Karachi: Bank Alfalah (BAFL) reported a significant increase in earnings for the first quarter of 2026, surpassing industry expectations with a consolidated net income of Rs10.9 billion and earnings per share (EPS) of Rs3.48, marking a 55% year-on-year increase. The bank attributed this performance to substantial capital gains and effective cost management.

According to JS Global, the bank's results were driven by a remarkable capital gain of Rs10.8 billion, compared to Rs2.8 billion in the previous quarter and Rs626 million in the same quarter last year. Bank Alfalah also managed to reduce its borrowing significantly to Rs133 billion in March 2026 from Rs832 billion in December 2025, contributing to a decline in its investment book to Rs1,329 billion.

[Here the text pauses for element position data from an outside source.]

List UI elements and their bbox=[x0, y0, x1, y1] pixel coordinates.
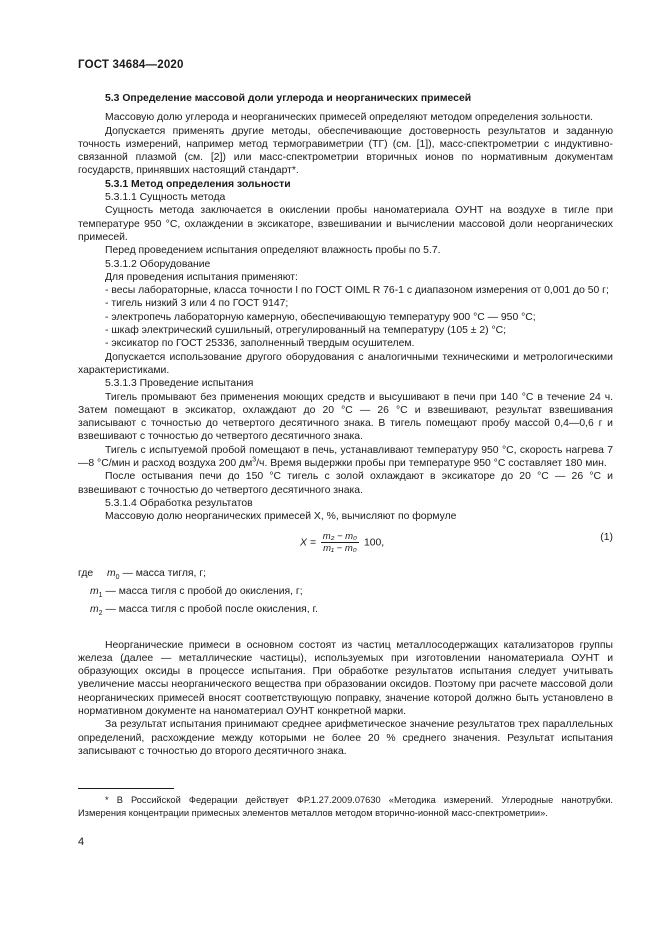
paragraph: Массовую долю неорганических примесей X, %, вычисляют по формуле bbox=[105, 511, 457, 523]
paragraph: Неорганические примеси в основном состоят из частиц металлосодержащих катализаторов группы железа (далее — металлические частицы), используемых при изготовлении наноматериала ОУНТ и образующих оксиды в процессе испытания. При обработке результатов испытания следует учитывать увеличение массы неорганического вещества при образовании оксидов. Поэтому при расчете массовой доли неорганических примесей вносят соответствующую поправку, значение которой должно быть установлено в нормативном документе на наноматериал ОУНТ конкретной марки. bbox=[78, 639, 613, 717]
list-item: - весы лабораторные, класса точности I по ГОСТ OIML R 76-1 с диапазоном измерения от 0,001 до 50 г; bbox=[105, 285, 609, 297]
paragraph: Перед проведением испытания определяют влажность пробы по 5.7. bbox=[105, 245, 441, 257]
subsection-title: 5.3.1 Метод определения зольности bbox=[105, 178, 291, 190]
list-item: - электропечь лабораторную камерную, обеспечивающую температуру 900 °С — 950 °С; bbox=[105, 311, 536, 323]
formula bbox=[78, 527, 613, 559]
paragraph: Массовую долю углерода и неорганических примесей определяют методом определения зольности. bbox=[105, 112, 594, 124]
legend-row bbox=[78, 567, 206, 580]
legend-text: — масса тигля с пробой после окисления, г. bbox=[102, 603, 318, 615]
clause-title: 5.3.1.4 Обработка результатов bbox=[105, 497, 253, 509]
paragraph: Для проведения испытания применяют: bbox=[105, 271, 298, 283]
formula-number: (1) bbox=[600, 531, 613, 543]
legend-text: — масса тигля, г; bbox=[119, 567, 206, 579]
formula-lhs: X = bbox=[300, 536, 316, 548]
legend-text: — масса тигля с пробой до окисления, г; bbox=[102, 585, 303, 597]
clause-title: 5.3.1.1 Сущность метода bbox=[105, 192, 226, 204]
legend-symbol: m bbox=[90, 603, 99, 615]
list-item: - эксикатор по ГОСТ 25336, заполненный твердым осушителем. bbox=[105, 338, 415, 350]
paragraph: Тигель промывают без применения моющих средств и высушивают в печи при 140 °С в течение 24 ч. Затем помещают в эксикатор, охлаждают до 20 °С — 26 °С и взвешивают, результат взвешивания записывают с точностью до четвертого десятичного знака. В тигель помещают пробу массой 0,4—0,6 г и взвешивают с точностью до четвертого десятичного знака. bbox=[78, 391, 613, 443]
list-item: - шкаф электрический сушильный, отрегулированный на температуру (105 ± 2) °С; bbox=[105, 325, 507, 337]
document-header: ГОСТ 34684—2020 bbox=[78, 59, 184, 71]
legend-symbol: m bbox=[90, 585, 99, 597]
paragraph: Сущность метода заключается в окислении пробы наноматериала ОУНТ на воздухе в тигле при температуре 950 °С, охлаждении в эксикаторе, взвешивании и вычислении массовой доли неорганических примесей. bbox=[78, 205, 613, 243]
superscript: 3 bbox=[252, 456, 257, 464]
footnote: * В Российской Федерации действует ФР.1.27.2009.07630 «Методика измерений. Углеродные нанотрубки. Измерения концентрации примесных элементов металлов методом вторично-ионной масс-спектрометрии». bbox=[78, 795, 613, 818]
legend-symbol: m bbox=[107, 567, 116, 579]
legend-subscript: 1 bbox=[98, 591, 103, 599]
page-number: 4 bbox=[78, 836, 85, 848]
text-span: /ч. Время выдержки пробы при температуре 950 °С составляет 180 мин. bbox=[256, 458, 607, 470]
text-span: Тигель с испытуемой пробой помещают в печь, устанавливают температуру 950 °С, скорость нагрева 7—8 °С/мин и расход воздуха 200 дм bbox=[78, 444, 613, 470]
legend-row bbox=[90, 585, 303, 598]
list-item: - тигель низкий 3 или 4 по ГОСТ 9147; bbox=[105, 298, 289, 310]
legend-row bbox=[90, 603, 318, 616]
formula-fraction bbox=[321, 531, 359, 554]
main-content bbox=[78, 92, 613, 758]
paragraph bbox=[78, 444, 613, 471]
legend-subscript: 0 bbox=[115, 573, 120, 581]
footnote-divider bbox=[78, 788, 174, 789]
clause-title: 5.3.1.2 Оборудование bbox=[105, 258, 211, 270]
legend-subscript: 2 bbox=[98, 609, 103, 617]
paragraph: Допускается применять другие методы, обеспечивающие достоверность результатов и заданную точность измерений, например метод термогравиметрии (ТГ) (см. [1]), масс-спектрометрии с индуктивно-связанной плазмой (см. [2]) или масс-спектрометрии вторичных ионов по нормативным документам государств, принявших настоящий стандарт*. bbox=[78, 125, 613, 177]
paragraph: После остывания печи до 150 °С тигель с золой охлаждают в эксикаторе до 20 °С — 26 °С и взвешивают с точностью до четвертого десятичного знака. bbox=[78, 471, 613, 496]
formula-denominator: m₁ − m₀ bbox=[323, 542, 357, 554]
paragraph: За результат испытания принимают среднее арифметическое значение результатов трех параллельных определений, расхождение между которыми не более 20 % среднего значения. Результат испытания записывают с точностью до второго десятичного знака. bbox=[78, 719, 613, 757]
clause-title: 5.3.1.3 Проведение испытания bbox=[105, 378, 254, 390]
section-title: 5.3 Определение массовой доли углерода и неорганических примесей bbox=[105, 93, 472, 104]
formula-legend bbox=[78, 567, 613, 623]
paragraph: Допускается использование другого оборудования с аналогичными техническими и метрологическими характеристиками. bbox=[78, 351, 613, 376]
legend-label: где bbox=[78, 567, 94, 579]
formula-numerator: m₂ − m₀ bbox=[322, 530, 358, 542]
formula-tail: 100, bbox=[363, 536, 385, 548]
formula-expression bbox=[300, 531, 384, 554]
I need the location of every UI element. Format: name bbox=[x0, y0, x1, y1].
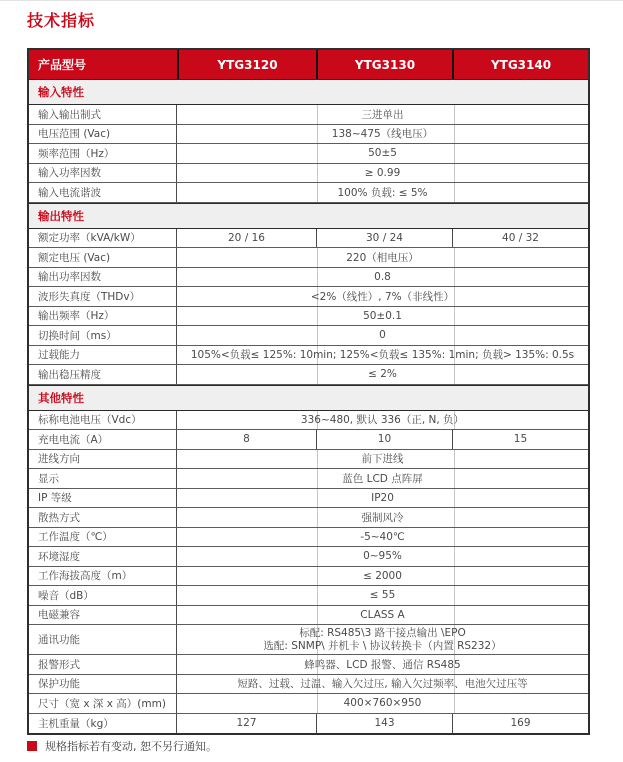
spec-value: ≤ 55 bbox=[177, 586, 588, 605]
spec-row bbox=[29, 528, 588, 548]
spec-value: ≤ 2000 bbox=[177, 567, 588, 586]
section-title: 输出特性 bbox=[38, 208, 84, 223]
section-row bbox=[29, 79, 588, 105]
spec-value: 8 bbox=[243, 433, 250, 446]
spec-label: 输出功率因数 bbox=[29, 268, 177, 287]
header-model-2: YTG3130 bbox=[316, 50, 452, 79]
spec-row bbox=[29, 229, 588, 249]
spec-value: 143 bbox=[316, 714, 452, 734]
spec-row bbox=[29, 567, 588, 587]
spec-row bbox=[29, 606, 588, 626]
spec-label: 进线方向 bbox=[29, 450, 177, 469]
spec-value: ≤ 2% bbox=[177, 365, 588, 384]
spec-row bbox=[29, 248, 588, 268]
spec-value: 40 / 32 bbox=[452, 229, 588, 248]
spec-row bbox=[29, 326, 588, 346]
spec-value-line: 选配: SNMP\ 并机卡 \ 协议转换卡（内置 RS232） bbox=[263, 639, 502, 652]
spec-label: 工作温度（℃） bbox=[29, 528, 177, 547]
spec-label: 输入功率因数 bbox=[29, 164, 177, 183]
spec-value: 三进单出 bbox=[177, 105, 588, 124]
spec-row bbox=[29, 411, 588, 431]
spec-row bbox=[29, 547, 588, 567]
spec-label: 输出频率（Hz） bbox=[29, 307, 177, 326]
spec-row bbox=[29, 287, 588, 307]
page-title: 技术指标 bbox=[27, 11, 96, 30]
spec-row bbox=[29, 586, 588, 606]
spec-value: IP20 bbox=[177, 489, 588, 508]
spec-row bbox=[29, 105, 588, 125]
spec-value: 138~475（线电压） bbox=[177, 125, 588, 144]
spec-row bbox=[29, 489, 588, 509]
spec-value-line: 标配: RS485\3 路干接点输出 \EPO bbox=[299, 626, 466, 639]
spec-label: 显示 bbox=[29, 469, 177, 488]
spec-value: <2%（线性）, 7%（非线性） bbox=[177, 287, 588, 306]
spec-value: 220（相电压） bbox=[177, 248, 588, 267]
spec-value: -5~40℃ bbox=[177, 528, 588, 547]
spec-label: 额定功率（kVA/kW） bbox=[29, 229, 177, 248]
spec-value: 前下进线 bbox=[177, 450, 588, 469]
spec-value: 50±0.1 bbox=[177, 307, 588, 326]
spec-value: 105%<负载≤ 125%: 10min; 125%<负载≤ 135%: 1min; 负载> 135%: 0.5s bbox=[177, 346, 588, 365]
spec-value: 100% 负载: ≤ 5% bbox=[177, 183, 588, 202]
spec-row bbox=[29, 430, 588, 450]
table-body bbox=[29, 79, 588, 733]
spec-label: 通讯功能 bbox=[29, 625, 177, 654]
spec-label: 报警形式 bbox=[29, 655, 177, 674]
spec-value: 50±5 bbox=[177, 144, 588, 163]
spec-value: 127 bbox=[236, 717, 257, 730]
spec-value: 强制风冷 bbox=[177, 508, 588, 527]
spec-row bbox=[29, 625, 588, 655]
spec-row bbox=[29, 307, 588, 327]
spec-row bbox=[29, 675, 588, 695]
header-product-model-label: 产品型号 bbox=[38, 58, 87, 72]
spec-label: 尺寸（宽 x 深 x 高）(mm) bbox=[29, 694, 177, 713]
spec-value bbox=[177, 625, 588, 654]
spec-label: 过载能力 bbox=[29, 346, 177, 365]
spec-value: 336~480, 默认 336（正, N, 负） bbox=[177, 411, 588, 430]
spec-row bbox=[29, 655, 588, 675]
spec-label: 电压范围 (Vac) bbox=[29, 125, 177, 144]
spec-label: 频率范围（Hz） bbox=[29, 144, 177, 163]
spec-value: 15 bbox=[452, 430, 588, 449]
spec-label: 工作海拔高度（m） bbox=[29, 567, 177, 586]
spec-row bbox=[29, 450, 588, 470]
spec-value: 169 bbox=[452, 714, 588, 734]
spec-row bbox=[29, 365, 588, 385]
header-model-1: YTG3120 bbox=[177, 50, 316, 79]
header-model-3: YTG3140 bbox=[452, 50, 588, 79]
spec-row bbox=[29, 694, 588, 714]
spec-value: 0~95% bbox=[177, 547, 588, 566]
spec-value: CLASS A bbox=[177, 606, 588, 625]
spec-label: 输入电流谐波 bbox=[29, 183, 177, 202]
footnote-text: 规格指标若有变动, 恕不另行通知。 bbox=[45, 740, 217, 753]
page-top-divider bbox=[0, 0, 623, 1]
spec-label: 输出稳压精度 bbox=[29, 365, 177, 384]
spec-label: 波形失真度（THDv） bbox=[29, 287, 177, 306]
spec-label: 噪音（dB） bbox=[29, 586, 177, 605]
spec-label: 主机重量（kg） bbox=[29, 714, 177, 734]
spec-value: 短路、过载、过温、输入欠过压, 输入欠过频率、电池欠过压等 bbox=[177, 675, 588, 694]
spec-label: 额定电压 (Vac) bbox=[29, 248, 177, 267]
spec-row bbox=[29, 508, 588, 528]
spec-value: ≥ 0.99 bbox=[177, 164, 588, 183]
spec-row bbox=[29, 268, 588, 288]
spec-value: 蜂鸣器、LCD 报警、通信 RS485 bbox=[177, 655, 588, 674]
spec-label: 输入输出制式 bbox=[29, 105, 177, 124]
spec-label: 充电电流（A） bbox=[29, 430, 177, 449]
spec-row bbox=[29, 183, 588, 203]
spec-row bbox=[29, 164, 588, 184]
spec-value: 0.8 bbox=[177, 268, 588, 287]
spec-value: 0 bbox=[177, 326, 588, 345]
spec-label: 环境湿度 bbox=[29, 547, 177, 566]
spec-value: 20 / 16 bbox=[228, 231, 265, 244]
spec-label: IP 等级 bbox=[29, 489, 177, 508]
spec-row bbox=[29, 346, 588, 366]
footnote bbox=[27, 738, 217, 754]
spec-value: 30 / 24 bbox=[316, 229, 452, 248]
section-title: 输入特性 bbox=[38, 85, 84, 99]
section-row bbox=[29, 385, 588, 411]
spec-table bbox=[27, 48, 590, 735]
spec-row bbox=[29, 714, 588, 734]
spec-row bbox=[29, 125, 588, 145]
table-header-row bbox=[29, 50, 588, 79]
section-title: 其他特性 bbox=[38, 390, 84, 405]
spec-label: 电磁兼容 bbox=[29, 606, 177, 625]
spec-label: 标称电池电压（Vdc） bbox=[29, 411, 177, 430]
spec-label: 散热方式 bbox=[29, 508, 177, 527]
spec-label: 切换时间（ms） bbox=[29, 326, 177, 345]
section-row bbox=[29, 203, 588, 229]
spec-label: 保护功能 bbox=[29, 675, 177, 694]
spec-row bbox=[29, 144, 588, 164]
spec-value: 400×760×950 bbox=[177, 694, 588, 713]
spec-value: 蓝色 LCD 点阵屏 bbox=[177, 469, 588, 488]
spec-row bbox=[29, 469, 588, 489]
red-square-bullet-icon bbox=[27, 741, 37, 751]
spec-value: 10 bbox=[316, 430, 452, 449]
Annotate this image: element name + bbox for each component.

The bank's Net Interest Income (NII) rose by 4% year-on-year to Rs34 billion, while non-interest income saw a substantial increase of 100% year-on-year to Rs18.7 billion, largely due to gains on securities. Non-interest expenses grew by 14% year-on-year, yet the cost-to-income ratio improved to 59% from 64% in the first quarter of 2025.

Bank Alfalah also recorded a reversal of Rs1,393 million, contrasting with a provision expense of Rs1,362 million in the previous quarter. The bank's effective tax rate was reported at 53%, slightly lower than the previous year's first quarter and the last quarter.

In conjunction with the earnings announcement, the bank declared a dividend of Rs1.5 per share, exceeding expectations. Additionally, a stock split was announced, reducing the face value from Rs10 to Rs5. JS Global maintains a buy rating on the bank, citing a promising price-to-earnings ratio and dividend yield.